Baby (In that tone of voice that implies a question): "Mama?"
Me: "Mommy's gone for a walk."
Baby (with a look of confusion, turning to panic): "Mama!?"
Me: "She'll be back. Relax."

Baby then proceeds to mope back and forth to the front door chanting plaintively "Mama, mama, mama..." and pointing at the door. Repeat as necessary. I start to feel somewhat guilty, although on further thought I can't think of anything offhand I should feel guilty about. This is followed by intermittent sobbing and general misery on small child's part. I feel kind of bad, but then get over it when I realize that this performance is really worthy of an Academy Award. I laugh. Big mistake.

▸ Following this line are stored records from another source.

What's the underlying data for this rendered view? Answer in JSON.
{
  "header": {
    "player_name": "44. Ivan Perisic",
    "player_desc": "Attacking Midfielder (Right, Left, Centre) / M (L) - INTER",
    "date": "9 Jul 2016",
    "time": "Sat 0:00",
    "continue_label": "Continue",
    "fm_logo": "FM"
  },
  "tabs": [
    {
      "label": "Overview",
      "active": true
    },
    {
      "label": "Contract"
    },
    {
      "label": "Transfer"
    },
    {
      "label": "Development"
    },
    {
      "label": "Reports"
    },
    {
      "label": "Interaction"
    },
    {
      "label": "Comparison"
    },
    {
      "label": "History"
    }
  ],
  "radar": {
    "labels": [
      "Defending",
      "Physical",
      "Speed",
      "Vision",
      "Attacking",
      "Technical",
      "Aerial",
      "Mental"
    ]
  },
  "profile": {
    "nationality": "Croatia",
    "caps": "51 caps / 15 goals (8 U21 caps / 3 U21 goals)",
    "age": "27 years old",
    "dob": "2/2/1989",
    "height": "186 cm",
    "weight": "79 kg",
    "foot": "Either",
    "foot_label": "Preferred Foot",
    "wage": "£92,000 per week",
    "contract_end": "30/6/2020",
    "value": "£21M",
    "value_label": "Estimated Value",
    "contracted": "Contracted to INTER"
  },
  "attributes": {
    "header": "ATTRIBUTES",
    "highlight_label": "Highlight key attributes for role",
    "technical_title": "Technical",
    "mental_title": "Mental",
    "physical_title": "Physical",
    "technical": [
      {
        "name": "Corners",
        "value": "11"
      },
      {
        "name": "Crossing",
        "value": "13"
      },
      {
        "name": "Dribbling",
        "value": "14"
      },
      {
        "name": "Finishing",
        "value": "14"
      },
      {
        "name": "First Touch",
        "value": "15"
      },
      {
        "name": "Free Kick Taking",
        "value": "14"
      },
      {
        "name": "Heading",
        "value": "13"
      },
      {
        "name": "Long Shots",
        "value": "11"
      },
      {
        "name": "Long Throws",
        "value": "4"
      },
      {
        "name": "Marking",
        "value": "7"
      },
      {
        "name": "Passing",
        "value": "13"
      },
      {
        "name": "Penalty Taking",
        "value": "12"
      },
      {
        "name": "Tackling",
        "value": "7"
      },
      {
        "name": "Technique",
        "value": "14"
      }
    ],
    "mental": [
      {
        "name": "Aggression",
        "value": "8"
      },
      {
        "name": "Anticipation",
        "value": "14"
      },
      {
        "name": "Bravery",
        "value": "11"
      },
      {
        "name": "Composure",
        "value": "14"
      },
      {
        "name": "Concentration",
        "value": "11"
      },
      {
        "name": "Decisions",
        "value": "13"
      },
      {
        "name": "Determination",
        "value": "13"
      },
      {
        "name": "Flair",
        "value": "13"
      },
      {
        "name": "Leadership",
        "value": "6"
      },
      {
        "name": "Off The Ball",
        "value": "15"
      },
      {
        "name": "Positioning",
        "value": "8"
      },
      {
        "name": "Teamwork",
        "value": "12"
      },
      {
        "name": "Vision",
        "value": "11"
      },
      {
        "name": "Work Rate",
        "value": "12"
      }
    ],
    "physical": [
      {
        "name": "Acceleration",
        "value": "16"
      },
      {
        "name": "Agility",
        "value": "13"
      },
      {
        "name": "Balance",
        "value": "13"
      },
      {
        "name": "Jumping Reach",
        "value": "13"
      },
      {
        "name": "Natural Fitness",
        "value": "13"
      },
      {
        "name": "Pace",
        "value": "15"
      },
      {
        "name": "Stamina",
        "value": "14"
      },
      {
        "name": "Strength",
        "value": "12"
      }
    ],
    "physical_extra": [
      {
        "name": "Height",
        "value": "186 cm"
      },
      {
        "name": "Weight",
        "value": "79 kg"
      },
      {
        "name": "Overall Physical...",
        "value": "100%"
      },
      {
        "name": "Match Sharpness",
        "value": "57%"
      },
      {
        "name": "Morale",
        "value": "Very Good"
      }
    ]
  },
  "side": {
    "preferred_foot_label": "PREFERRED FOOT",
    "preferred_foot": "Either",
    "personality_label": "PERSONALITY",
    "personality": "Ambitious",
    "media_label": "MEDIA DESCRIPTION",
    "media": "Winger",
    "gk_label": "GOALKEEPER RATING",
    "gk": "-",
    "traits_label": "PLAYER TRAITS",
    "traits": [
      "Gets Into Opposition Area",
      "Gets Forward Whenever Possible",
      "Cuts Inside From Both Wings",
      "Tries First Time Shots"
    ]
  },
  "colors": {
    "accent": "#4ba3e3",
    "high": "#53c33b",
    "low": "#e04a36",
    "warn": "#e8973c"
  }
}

Full wobbly meltdown time has arrived.

Fortunately, this has happened enough times that I know that distraction works miracles. I manage to calm her down and tell her "Let's read a book. Go get a book." She scrambles over to the bookcase and looks around. "Find a book and bring it here for us to read." This elicits a chorus of rapidly-repeated "Find find find find find find" (which is a new word), and the book-reading cycle begins. We did manage to get two before my wife came back. She actually brought me my copy of Chretien de Troyes' Perceval, or the Story of the Grail, which I, being a good sport, began to read, but she soon grew impatient with Chretien's praise of Frederick, Duke of Flanders, and of course heard her mom come in and made a beeline for the front door. "MAMA!!!"